While she is rehearsing with Valentine, and Valentine is reading the lines to her, one keeps getting the feeling that neither of them is acting and that the lines they are reciting are really the way each of them feels, young Valentine and older Maria. It is a mesmerizing dichotomy.

Writer/director Oliver Assayas admits that this is somewhat autobiographical as his relationship with Binoche goes back to the beginnings for both of their careers, when they both worked on the same film. Their paths continued to cross throughout the next 20 years. He explains, “It was Juliette who had first had the feeling there was some missed opportunity, or rather film, that remained virtual in our shared history, and that would bring both of us back to the essential. With this same intuition in mind, I began taking notes, then breathing life into characters, and then into a story that had been waiting to exist for a long time.”

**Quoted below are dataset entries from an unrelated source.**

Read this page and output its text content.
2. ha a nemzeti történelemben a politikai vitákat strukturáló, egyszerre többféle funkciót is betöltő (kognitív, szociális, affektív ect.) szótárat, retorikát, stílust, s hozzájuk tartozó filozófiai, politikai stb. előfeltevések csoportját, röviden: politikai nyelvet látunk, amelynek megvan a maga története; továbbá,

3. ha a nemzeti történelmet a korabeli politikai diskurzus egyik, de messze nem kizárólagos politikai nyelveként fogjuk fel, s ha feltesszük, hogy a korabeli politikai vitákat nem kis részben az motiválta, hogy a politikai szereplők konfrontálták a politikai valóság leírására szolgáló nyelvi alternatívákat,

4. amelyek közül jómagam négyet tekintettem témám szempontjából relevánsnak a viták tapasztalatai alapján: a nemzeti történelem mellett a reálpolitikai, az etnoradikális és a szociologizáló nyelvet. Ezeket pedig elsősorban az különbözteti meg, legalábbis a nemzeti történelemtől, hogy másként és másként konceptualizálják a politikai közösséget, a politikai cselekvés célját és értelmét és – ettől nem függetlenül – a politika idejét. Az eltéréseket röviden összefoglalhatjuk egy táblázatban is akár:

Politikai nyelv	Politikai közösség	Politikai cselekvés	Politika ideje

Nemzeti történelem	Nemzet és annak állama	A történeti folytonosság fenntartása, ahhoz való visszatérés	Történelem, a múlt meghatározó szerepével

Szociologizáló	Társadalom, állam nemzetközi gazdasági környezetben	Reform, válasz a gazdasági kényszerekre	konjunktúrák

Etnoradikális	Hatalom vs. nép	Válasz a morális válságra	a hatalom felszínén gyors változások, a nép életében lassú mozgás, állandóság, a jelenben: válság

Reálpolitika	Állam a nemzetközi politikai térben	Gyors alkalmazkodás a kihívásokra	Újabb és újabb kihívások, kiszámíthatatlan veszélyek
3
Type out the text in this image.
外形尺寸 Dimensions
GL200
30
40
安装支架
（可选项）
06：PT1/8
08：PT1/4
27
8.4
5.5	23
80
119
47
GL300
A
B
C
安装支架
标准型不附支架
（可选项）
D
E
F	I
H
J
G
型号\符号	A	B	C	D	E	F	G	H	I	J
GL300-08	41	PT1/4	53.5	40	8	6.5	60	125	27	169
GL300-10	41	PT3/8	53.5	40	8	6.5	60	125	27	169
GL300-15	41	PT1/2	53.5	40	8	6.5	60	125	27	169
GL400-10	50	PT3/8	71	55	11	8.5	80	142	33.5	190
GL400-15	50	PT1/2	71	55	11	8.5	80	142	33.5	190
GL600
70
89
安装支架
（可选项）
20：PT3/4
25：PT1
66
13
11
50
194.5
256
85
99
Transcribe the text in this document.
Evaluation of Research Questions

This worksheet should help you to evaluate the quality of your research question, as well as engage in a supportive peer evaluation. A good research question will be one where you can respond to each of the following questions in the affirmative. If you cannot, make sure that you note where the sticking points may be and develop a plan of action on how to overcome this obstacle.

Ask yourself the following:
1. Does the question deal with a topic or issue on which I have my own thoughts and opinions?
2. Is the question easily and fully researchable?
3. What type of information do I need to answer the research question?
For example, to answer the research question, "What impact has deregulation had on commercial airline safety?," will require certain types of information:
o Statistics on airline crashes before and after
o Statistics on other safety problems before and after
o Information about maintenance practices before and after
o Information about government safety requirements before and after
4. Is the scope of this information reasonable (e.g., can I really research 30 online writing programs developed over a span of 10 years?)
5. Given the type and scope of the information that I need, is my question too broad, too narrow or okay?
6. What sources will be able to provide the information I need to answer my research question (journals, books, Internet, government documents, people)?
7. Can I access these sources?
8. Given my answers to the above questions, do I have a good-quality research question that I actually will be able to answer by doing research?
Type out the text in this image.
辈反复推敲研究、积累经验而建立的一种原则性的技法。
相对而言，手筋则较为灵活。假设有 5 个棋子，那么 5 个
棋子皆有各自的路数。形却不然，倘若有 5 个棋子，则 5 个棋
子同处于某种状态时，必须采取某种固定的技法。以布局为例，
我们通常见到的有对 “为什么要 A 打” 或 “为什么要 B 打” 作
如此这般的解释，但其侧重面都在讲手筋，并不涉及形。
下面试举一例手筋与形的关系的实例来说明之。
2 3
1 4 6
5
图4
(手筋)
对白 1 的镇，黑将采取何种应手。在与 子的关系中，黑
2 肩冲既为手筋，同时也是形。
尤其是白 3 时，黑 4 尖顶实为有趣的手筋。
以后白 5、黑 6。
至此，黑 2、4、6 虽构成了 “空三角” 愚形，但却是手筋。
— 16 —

I happen to believe that Stewart is a highly talented actress who has wasted her talents in those frivolous (albeit lucrative) teenager vampire movies. She shows that talent here as she jousts with veteran Binoche. Their scenes together are little short of brilliant.

There is another scene in which they both strip to jump in a lake. Binoche, a veteran French actress, strips all the way with full frontal nudity (well, her breasts are not seen), but Stewart keeps her bra and panties on. While maybe Stewart balked at nudity (if so, good for her), it could be a commentary on Maria showing that she was still young and Valentine was showing that maybe Maria doesn’t understand what “young” is now, and that just taking off all your clothes doesn’t make you young when you’re not.

As an extra added attraction, the film displays the Majola “snake,” a cloud formation that sometimes flows up (or down) the valley all the way from Sils Mars to St. Moritz, from which the film gets its name (although the “clouds” have a double meaning). I don’t know if there was any movie magic involved in the filming of this, but it’s a memorable sight.

As I said, there is a lot of talk, but there is tension throughout that director Oliver Assayas handles well enough, thanks in large part, to Stewart’s exceptional performance, that I didn’t look at my watch too many times. It might be a chick flick, but it’s a good one. It might not be for everyone, but I liked it.